Calvinus Defeated at Nicopolis - Victory of Caesar at Ziela

In an engagement at Nicopolis the Pontic levy of Calvinus was cut to pieces and the Galatian legions ran off; only the one old legion of the Romans fought its way through with moderate loss. Instead of conquering Lesser Armenia, Calvinus could not even prevent Pharnaces from repossessing himself of his Pontic "hereditary states," and pouring forth the whole vials of his horrible sultanic caprices on their inhabitants, especially the unhappy Amisenes (winter of 706-707).

When Caesar in person arrived in Asia Minor and intimated to him that the service which Pharnaces had rendered to him personally by having granted no help to Pompeius could not be taken into account against the injury inflicted on the empire, and that before any negotiation he must evacuate the province of Pontus and send back the property which he had pillaged, he declared himself doubtless ready to submit; nevertheless, well knowing how good reason Caesar had for hastening to the west, he made no serious preparations for the evacuation. He did not know that Caesar finished whatever he took in hand.
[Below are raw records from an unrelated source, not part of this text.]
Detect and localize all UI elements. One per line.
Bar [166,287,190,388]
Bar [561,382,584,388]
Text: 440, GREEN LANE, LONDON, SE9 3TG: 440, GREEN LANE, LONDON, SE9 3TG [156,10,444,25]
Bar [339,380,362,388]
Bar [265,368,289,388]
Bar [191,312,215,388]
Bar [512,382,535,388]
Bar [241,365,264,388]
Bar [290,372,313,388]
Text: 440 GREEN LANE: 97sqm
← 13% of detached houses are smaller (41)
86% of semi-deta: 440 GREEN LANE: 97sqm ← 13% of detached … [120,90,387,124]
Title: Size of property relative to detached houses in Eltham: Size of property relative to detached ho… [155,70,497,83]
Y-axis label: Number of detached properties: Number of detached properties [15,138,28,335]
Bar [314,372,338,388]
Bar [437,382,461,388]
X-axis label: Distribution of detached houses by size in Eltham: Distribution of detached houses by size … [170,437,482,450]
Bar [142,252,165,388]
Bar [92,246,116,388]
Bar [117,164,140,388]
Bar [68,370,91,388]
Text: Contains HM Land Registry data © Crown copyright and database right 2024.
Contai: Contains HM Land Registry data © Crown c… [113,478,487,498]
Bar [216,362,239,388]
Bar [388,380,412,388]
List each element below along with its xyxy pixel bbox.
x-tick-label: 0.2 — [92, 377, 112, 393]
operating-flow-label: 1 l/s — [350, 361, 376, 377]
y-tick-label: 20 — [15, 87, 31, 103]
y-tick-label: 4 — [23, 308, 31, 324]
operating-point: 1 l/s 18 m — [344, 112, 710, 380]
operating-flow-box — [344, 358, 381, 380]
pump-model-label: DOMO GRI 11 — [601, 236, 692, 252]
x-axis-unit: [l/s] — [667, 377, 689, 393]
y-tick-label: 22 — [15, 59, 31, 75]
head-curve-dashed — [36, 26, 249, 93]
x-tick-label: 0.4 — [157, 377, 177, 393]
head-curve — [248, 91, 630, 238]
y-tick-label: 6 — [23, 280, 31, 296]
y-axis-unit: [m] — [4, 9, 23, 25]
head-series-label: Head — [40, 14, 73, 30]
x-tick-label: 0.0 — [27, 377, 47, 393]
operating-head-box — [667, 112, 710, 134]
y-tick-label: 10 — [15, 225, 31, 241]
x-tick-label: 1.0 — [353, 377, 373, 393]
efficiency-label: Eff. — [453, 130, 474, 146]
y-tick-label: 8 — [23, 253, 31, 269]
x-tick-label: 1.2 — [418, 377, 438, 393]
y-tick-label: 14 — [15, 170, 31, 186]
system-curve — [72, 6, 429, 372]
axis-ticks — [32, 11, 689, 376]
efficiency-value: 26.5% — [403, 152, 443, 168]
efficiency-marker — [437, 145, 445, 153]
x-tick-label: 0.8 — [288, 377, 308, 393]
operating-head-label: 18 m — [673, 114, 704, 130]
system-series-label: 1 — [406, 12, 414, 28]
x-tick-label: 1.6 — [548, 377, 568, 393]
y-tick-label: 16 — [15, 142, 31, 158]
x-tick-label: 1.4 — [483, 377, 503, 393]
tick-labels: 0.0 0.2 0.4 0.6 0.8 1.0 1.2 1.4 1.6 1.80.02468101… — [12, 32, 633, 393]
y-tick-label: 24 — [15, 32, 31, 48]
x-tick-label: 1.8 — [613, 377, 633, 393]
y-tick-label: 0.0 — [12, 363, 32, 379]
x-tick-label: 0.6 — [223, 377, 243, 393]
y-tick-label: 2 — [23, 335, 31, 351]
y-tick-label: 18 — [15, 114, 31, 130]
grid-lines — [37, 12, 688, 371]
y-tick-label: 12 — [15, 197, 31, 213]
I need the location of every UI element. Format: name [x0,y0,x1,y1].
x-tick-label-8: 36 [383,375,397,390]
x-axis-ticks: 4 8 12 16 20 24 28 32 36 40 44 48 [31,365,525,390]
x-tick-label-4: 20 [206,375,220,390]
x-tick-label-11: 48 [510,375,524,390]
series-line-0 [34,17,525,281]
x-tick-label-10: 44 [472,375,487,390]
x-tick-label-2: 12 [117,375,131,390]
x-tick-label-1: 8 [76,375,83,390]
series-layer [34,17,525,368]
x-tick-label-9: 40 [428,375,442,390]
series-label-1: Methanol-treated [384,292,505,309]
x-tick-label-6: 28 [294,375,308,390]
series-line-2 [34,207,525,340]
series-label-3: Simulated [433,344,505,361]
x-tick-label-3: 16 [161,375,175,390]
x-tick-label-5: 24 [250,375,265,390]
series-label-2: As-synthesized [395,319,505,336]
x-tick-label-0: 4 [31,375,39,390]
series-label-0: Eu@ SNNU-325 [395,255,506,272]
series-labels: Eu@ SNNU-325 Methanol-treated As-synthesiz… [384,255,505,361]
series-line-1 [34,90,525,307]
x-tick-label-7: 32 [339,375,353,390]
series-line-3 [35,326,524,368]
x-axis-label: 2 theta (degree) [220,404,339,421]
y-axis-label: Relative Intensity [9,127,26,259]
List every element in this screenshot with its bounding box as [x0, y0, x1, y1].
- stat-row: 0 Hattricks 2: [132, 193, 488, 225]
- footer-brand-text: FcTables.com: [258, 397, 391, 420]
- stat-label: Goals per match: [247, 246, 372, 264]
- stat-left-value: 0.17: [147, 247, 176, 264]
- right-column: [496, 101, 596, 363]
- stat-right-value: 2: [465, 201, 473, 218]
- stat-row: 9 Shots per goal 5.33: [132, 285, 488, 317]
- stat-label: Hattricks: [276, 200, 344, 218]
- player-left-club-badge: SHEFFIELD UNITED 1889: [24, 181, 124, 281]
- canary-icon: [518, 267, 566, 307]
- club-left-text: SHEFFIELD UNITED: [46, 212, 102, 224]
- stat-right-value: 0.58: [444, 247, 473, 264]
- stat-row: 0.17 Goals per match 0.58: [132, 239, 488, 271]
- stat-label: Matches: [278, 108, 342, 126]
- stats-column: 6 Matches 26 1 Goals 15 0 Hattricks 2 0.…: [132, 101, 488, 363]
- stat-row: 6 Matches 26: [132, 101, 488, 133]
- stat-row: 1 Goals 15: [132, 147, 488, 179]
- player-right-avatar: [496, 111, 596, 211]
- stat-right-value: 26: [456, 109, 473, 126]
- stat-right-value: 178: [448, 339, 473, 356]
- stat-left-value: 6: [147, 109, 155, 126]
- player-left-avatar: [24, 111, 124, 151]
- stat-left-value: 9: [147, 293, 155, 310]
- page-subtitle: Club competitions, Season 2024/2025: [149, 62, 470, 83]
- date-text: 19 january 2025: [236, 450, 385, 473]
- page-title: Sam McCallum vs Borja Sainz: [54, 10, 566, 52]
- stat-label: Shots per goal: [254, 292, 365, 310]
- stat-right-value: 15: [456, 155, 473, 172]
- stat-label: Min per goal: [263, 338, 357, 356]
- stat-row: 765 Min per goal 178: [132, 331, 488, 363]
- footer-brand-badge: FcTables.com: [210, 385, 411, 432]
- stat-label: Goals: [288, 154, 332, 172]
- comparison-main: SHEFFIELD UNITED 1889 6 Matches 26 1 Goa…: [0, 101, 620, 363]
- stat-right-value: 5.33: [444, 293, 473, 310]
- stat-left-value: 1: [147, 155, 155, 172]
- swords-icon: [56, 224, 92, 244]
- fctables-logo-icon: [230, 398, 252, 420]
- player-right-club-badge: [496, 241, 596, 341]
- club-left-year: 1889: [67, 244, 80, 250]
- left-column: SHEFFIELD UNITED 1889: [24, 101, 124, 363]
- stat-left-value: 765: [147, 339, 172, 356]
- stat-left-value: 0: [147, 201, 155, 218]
Without negotiating further, Caesar took with him the one legion which he brought from Alexandria and the troops of Calvinus and Deiotarus, and advanced against the camp of Pharnaces at Ziela. When the Bosporans saw him approach, they boldly crossed the deep mountain-ravine which covered their front, and charged the Romans up the hill. Caesar's soldiers were still occupied in pitching their camp, and the ranks wavered for a moment; but the veterans accustomed to war rapidly rallied and set the example for a general attack and for a complete victory (2 Aug. 707). In five days the campaign was ended--an invaluable piece of good fortune at this time, when every hour was precious.